Since the beginning of the semiconductor industry, we have relied on a doubling of transistor count per unit area every 18 months as a way to increase performance and functionality of devices. Since 28nm, this has broken. As such, designers now need to find new ways to continue increasing performance.
Using the analogy of the internal combustion engine, for decades it was fine to have the fuel consumption and emissions that they had as the innovation was limited. Improvements to cars focused around adding features, adding things which made the car a nicer place to be. People bought new cars because they wanted the latest features. Then oil prices started going up, we became aware of the environmental impact, and with this innovation aimed at improving the efficiency of the engine. The result is quite astounding, the modern car engine delivers more power whilst consuming less fuel and emitting less harmful gasses.

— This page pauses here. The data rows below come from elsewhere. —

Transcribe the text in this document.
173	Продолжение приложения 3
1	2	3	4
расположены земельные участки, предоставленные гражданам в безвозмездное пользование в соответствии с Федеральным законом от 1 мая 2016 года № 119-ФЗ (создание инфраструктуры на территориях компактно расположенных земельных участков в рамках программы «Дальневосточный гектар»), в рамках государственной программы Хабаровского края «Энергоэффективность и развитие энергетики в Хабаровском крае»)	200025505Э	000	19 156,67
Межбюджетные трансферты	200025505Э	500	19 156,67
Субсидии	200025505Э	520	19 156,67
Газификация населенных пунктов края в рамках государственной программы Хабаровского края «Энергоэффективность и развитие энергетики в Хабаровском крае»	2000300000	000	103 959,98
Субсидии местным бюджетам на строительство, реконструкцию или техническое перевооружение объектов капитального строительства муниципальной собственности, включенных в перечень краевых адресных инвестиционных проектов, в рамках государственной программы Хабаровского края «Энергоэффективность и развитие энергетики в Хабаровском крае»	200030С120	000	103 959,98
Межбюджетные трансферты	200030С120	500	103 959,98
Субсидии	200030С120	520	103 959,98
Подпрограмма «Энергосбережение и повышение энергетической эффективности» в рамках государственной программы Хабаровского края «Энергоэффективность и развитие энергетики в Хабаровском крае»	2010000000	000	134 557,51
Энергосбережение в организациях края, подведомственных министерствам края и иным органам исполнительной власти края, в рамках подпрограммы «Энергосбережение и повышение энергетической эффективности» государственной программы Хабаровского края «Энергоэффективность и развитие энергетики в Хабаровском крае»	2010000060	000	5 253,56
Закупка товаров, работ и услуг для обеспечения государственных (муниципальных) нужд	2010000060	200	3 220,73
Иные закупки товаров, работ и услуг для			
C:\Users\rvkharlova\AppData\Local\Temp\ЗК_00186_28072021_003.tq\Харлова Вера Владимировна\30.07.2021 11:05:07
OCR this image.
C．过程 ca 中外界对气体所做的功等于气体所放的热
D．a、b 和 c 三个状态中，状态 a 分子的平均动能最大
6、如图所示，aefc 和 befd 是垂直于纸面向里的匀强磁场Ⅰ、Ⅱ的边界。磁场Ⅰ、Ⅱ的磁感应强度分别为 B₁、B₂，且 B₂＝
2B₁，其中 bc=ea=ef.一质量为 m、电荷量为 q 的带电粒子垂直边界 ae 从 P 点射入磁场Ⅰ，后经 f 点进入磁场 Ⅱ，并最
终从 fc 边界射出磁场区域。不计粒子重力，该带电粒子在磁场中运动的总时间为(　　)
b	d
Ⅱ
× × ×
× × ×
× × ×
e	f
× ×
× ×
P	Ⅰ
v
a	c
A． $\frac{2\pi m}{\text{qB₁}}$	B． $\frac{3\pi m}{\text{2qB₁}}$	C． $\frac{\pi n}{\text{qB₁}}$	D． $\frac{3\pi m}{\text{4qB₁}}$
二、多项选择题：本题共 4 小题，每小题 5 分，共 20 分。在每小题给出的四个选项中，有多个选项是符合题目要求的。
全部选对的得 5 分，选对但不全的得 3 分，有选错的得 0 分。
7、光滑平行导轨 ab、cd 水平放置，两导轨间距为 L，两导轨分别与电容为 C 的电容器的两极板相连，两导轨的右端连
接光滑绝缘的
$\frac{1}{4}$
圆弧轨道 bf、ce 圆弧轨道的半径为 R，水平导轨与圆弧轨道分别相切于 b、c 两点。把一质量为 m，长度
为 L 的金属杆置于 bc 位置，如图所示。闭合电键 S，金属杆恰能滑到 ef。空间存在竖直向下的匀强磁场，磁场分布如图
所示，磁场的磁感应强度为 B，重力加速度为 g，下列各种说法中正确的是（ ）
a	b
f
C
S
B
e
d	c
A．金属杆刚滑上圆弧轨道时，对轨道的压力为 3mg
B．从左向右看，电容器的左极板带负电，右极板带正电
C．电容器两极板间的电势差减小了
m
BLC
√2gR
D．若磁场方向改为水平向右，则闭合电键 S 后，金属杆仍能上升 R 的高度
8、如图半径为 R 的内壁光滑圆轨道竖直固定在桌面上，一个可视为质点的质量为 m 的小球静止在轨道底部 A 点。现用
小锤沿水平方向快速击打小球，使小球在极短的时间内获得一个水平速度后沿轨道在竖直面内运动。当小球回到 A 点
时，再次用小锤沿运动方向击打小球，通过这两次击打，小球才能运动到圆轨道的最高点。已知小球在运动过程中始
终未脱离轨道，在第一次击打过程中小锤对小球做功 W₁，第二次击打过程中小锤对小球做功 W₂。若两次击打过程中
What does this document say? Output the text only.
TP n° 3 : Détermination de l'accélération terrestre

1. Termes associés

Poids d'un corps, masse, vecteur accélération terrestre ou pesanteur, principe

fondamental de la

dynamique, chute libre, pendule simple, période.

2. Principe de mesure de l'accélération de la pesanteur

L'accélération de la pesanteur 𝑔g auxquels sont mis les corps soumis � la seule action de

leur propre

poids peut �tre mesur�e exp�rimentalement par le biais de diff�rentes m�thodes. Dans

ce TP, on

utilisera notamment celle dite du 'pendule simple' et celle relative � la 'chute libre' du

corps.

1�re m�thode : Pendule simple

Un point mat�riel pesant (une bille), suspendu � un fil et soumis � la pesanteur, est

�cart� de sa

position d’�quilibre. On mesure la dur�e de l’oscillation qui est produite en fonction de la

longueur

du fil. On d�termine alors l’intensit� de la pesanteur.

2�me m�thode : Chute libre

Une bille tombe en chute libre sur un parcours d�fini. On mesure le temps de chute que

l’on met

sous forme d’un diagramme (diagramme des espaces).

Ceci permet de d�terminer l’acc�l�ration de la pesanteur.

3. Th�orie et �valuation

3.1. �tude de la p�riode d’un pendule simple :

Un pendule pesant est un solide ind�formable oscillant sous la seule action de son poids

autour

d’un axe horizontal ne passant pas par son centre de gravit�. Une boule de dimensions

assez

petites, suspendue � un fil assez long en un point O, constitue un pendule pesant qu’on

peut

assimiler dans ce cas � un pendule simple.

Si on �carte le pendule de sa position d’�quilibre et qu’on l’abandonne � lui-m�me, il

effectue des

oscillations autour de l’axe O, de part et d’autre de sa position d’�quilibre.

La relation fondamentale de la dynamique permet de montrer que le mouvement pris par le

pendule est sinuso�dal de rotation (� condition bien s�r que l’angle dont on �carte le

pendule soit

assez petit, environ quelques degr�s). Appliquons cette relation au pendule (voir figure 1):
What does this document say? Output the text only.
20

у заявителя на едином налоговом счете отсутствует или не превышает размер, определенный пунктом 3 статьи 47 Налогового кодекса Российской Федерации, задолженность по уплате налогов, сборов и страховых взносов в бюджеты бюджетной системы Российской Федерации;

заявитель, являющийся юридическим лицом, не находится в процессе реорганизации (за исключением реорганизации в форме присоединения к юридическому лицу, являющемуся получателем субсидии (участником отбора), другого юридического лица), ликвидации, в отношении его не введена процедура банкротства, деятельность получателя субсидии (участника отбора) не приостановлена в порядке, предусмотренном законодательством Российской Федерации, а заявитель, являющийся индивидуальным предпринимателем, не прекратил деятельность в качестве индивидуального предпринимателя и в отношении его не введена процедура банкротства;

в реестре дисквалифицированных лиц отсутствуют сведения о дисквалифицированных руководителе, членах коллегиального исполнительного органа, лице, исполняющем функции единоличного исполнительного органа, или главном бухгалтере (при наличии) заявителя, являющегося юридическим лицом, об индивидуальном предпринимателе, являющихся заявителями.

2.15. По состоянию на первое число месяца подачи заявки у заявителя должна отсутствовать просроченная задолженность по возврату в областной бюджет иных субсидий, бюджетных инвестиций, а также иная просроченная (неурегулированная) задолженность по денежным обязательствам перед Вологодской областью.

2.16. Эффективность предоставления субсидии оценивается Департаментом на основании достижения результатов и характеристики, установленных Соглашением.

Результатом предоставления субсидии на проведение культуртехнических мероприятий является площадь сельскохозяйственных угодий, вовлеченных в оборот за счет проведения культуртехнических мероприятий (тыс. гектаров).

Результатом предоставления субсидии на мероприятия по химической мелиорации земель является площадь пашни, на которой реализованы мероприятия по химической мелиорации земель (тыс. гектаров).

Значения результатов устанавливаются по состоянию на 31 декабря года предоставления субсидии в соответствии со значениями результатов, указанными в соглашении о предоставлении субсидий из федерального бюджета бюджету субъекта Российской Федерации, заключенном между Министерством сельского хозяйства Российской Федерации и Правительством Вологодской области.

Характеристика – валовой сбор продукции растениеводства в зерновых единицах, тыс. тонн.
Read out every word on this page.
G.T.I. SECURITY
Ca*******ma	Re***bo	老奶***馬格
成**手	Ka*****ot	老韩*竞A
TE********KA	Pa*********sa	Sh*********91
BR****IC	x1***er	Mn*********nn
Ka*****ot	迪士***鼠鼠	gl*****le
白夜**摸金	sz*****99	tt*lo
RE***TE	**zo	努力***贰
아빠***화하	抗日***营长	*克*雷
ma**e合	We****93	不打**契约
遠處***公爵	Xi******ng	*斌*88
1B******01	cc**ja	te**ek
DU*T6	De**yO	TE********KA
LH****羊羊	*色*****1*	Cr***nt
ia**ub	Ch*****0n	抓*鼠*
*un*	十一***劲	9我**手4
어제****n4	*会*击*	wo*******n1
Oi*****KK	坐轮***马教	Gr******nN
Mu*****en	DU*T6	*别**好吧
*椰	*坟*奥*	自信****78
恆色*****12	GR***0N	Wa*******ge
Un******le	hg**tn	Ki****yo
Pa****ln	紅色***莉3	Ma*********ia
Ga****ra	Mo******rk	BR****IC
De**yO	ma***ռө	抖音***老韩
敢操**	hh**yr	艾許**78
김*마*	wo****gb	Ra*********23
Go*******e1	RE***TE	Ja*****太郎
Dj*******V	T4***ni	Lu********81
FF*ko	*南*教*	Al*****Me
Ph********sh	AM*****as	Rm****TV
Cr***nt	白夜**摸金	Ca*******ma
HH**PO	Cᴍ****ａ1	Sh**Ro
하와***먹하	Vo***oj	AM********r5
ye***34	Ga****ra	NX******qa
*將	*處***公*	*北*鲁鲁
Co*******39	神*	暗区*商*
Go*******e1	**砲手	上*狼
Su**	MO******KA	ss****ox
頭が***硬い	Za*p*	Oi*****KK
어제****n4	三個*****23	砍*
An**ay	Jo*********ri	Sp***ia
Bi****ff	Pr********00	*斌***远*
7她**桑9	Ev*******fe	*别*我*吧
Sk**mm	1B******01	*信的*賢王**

The semiconductor industry is now in the position where it has to do the same. We can no longer rely on adding more transistors to make a better, faster, chip. The customer still wants their new computer, phone, or tablet, to be faster and have more storage than their old one.
One technique being deployed to provide the improvement is device optimisation. By being aware of a devices thermal and voltage environment and understanding where a given device is within the ever increasing sphere of device variation, allows the system architects and circuit designers to get more from a given piece of silicon. With the increase as well in the cost of advanced nodes, this is becoming even more important to ensure every last drop of performance is extracted from a die.